Conservative House Leader John Baird has downplayed his party's chances at winning the vote. Last week, he said "Toronto elites" in the NDP and Grits would make sure the Conservative private member's bill would not pass.

Liberal MP and public safety critic Mark Holland will attempt to pass a motion to strike down the bill to scrap the gun registry -- and says he is only one MP shy of the needed votes.

He, like the Tories, is looking to the NDP for support. NDP Leader Jack Layton is not whipping his party's vote but has said he has enough support to keep the registry.

"I am confident we have the votes needed to defeat Bill C-391," he said last week after a fifth NDP MP publicly changed their vote on the bill.

"It's up to the NDP," Holland told Question Period. "We need at least one more NDP member to come on board in order to save.
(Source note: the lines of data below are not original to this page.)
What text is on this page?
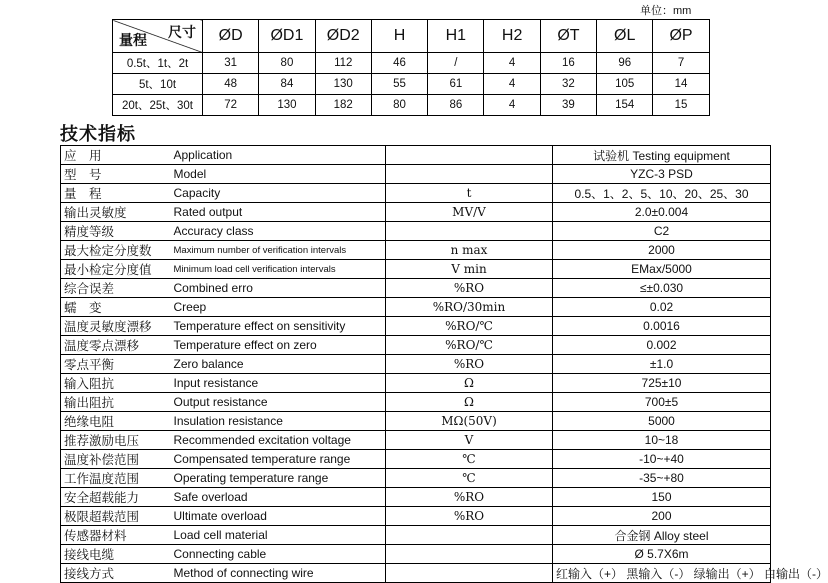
单位：mm
尺寸
量程	ØD	ØD1	ØD2	H	H1	H2	ØT	ØL	ØP
0.5t、1t、2t	31	80	112	46	/	4	16	96	7
5t、10t	48	84	130	55	61	4	32	105	14
20t、25t、30t	72	130	182	80	86	4	39	154	15
技术指标
应　用	Application		试验机 Testing equipment
型　号	Model		YZC-3 PSD
量　程	Capacity	t	0.5、1、2、5、10、20、25、30
输出灵敏度	Rated output	MV/V	2.0±0.004
精度等级	Accuracy class		C2
最大检定分度数	Maximum number of verification intervals	n max	2000
最小检定分度值	Minimum load cell verification intervals	V min	EMax/5000
综合误差	Combined erro	%RO	≤±0.030
蠕　变	Creep	%RO/30min	0.02
温度灵敏度漂移	Temperature effect on sensitivity	%RO/℃	0.0016
温度零点漂移	Temperature effect on zero	%RO/℃	0.002
零点平衡	Zero balance	%RO	±1.0
输入阻抗	Input resistance	Ω	725±10
输出阻抗	Output resistance	Ω	700±5
绝缘电阻	Insulation resistance	MΩ(50V)	5000
推荐激励电压	Recommended excitation voltage	V	10~18
温度补偿范围	Compensated temperature range	℃	-10~+40
工作温度范围	Operating temperature range	℃	-35~+80
安全超载能力	Safe overload	%RO	150
极限超载范围	Ultimate overload	%RO	200
传感器材料	Load cell material		合金钢 Alloy steel
接线电缆	Connecting cable		Ø 5.7X6m
接线方式	Method of connecting wire		红输入（+） 黑输入（-） 绿输出（+） 白输出（-）
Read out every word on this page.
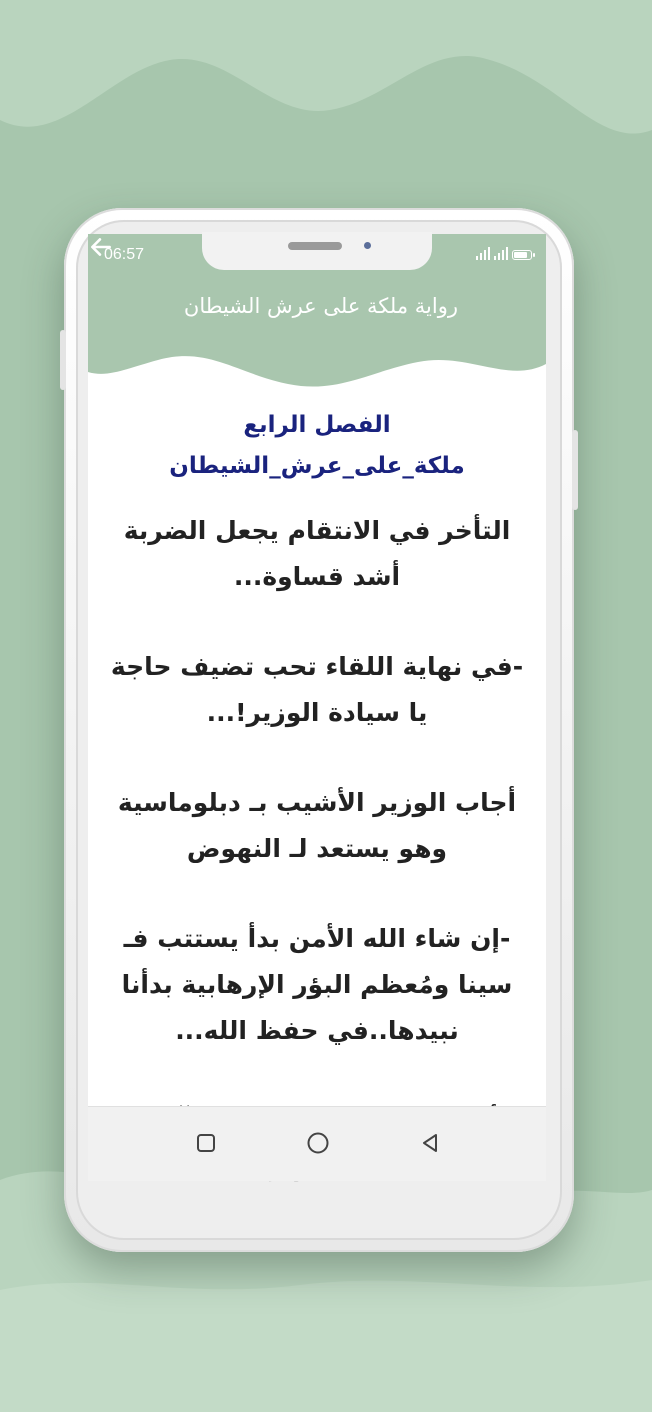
06:57
رواية ملكة على عرش الشيطان
الفصل الرابع
ملكة_على_عرش_الشيطان

التأخر في الانتقام يجعل الضربة أشد قساوة...

-في نهاية اللقاء تحب تضيف حاجة يا سيادة الوزير!...

أجاب الوزير الأشيب بـ دبلوماسية وهو يستعد لـ النهوض

-إن شاء الله الأمن بدأ يستتب فـ سينا ومُعظم البؤر الإرهابية بدأنا نبيدها..في حفظ الله...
We are calling on them to stand up for this registry which police, emergency physicians . . . have told us . . . saves lives."

NDP MP Glenn Thibeault has changed his vote on the bill, but says he just voted to bring the bill to community to get changes done to the registry.

"This is an opportunity that northern hunters, who feel like criminals under the current registry, have the opportunity to bring forth amendments that we will present in the House," he said on Question Period. "Shouldn't we work at finding a solution for this?"

Conservative MP Pierre Lemieux said farmers, sport shooters and hunters, want to end the long-gun registry, not amend it.

"We are fighting like tigers to end the long-gun registry because it targets law abiding Canadians," he said on Question Period. "I have a hard time how the NDP are one-by-one changing their minds."

The long-gun registry was established in 1995, in response to the massacre of 14 women at Ecole Polytechnique. It was phased in over eight years.

Costs ballooned during its implementation to over a billion dollars. However, it costs about $4 million a year now to maintain.